Mitsubishi Tanabe Pharma Corporation (MTPC) announced that a New Drug Application has been submitted to the US Food and Drug Administration (FDA) for edaravone (MCI-186) for the treatment of amyotrophic lateral sclerosis (ALS), a rapidly progressive neurological disease. As many as 30,000 Americans may be affected by ALS with more than 5,600 diagnosed annually.
This submission is the company's first step in accelerating its U.S. business development activities as part of its "Medium-Term Management Plan 16-20: Open up the Future." As part of this plan, the company established MT Pharma America, Inc., to commercialize approved pharmaceutical products in the US with plans to expand its product line through collaborations with partners.
ALS, sometimes called Lou Gehrig's disease, attacks the nerve cells in the brain and the spinal cord responsible for controlling voluntary muscles, such as those needed to move, speak, eat and breathe. It is one of the most well-known neuromuscular diseases, affecting approximately two in 100,000 people worldwide. While it is inherited in 5%10% of cases, the cause for the majority of cases is not well understood but may involve genetic and environmental factors. There is currently no cure.
"There is an urgent need for new treatment approaches that may affect the course of this devastating disorder," said Lucie Bruijn, PhD, MBA, chief scientist, The ALS Association. "The ALS Association is encouraged by the efforts of Mitsubishi Tanabe Pharma to make this drug available to people living with ALS in the US."

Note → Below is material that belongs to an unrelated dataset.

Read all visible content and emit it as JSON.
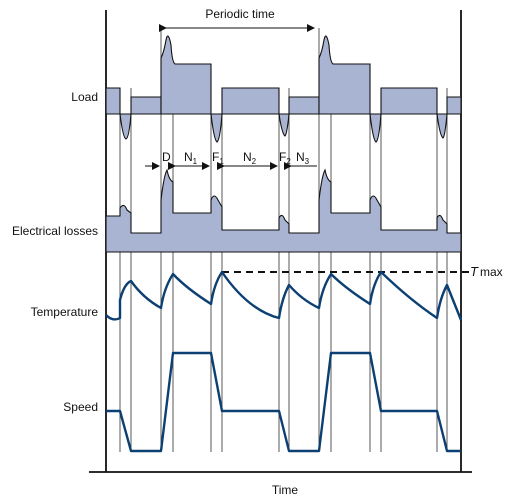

The edaravone NDA is supported by a clinical research program in patients diagnosed with ALS in Japan. In 2015, edaravone was approved for use as a treatment for ALS in Japan and South Korea. In the same year, the FDA and the European Commission granted Orphan Drug Designation for edaravone. It is not currently approved by the FDA for any use in the US.
Discovered by Mitsubishi Tanabe Pharma Corporation, edaravone is described as a free radical scavenger that is believed to relieve the effects of oxidative stress, a likely factor in the onset and progression of ALS. Oxidative stress is thought to be an imbalance between the production of free radicals (unpaired, reactive electrons) and the ability of the body to counteract or detoxify their harmful effects. In patients with ALS, there are consistent increases in oxidative stress biomarkers.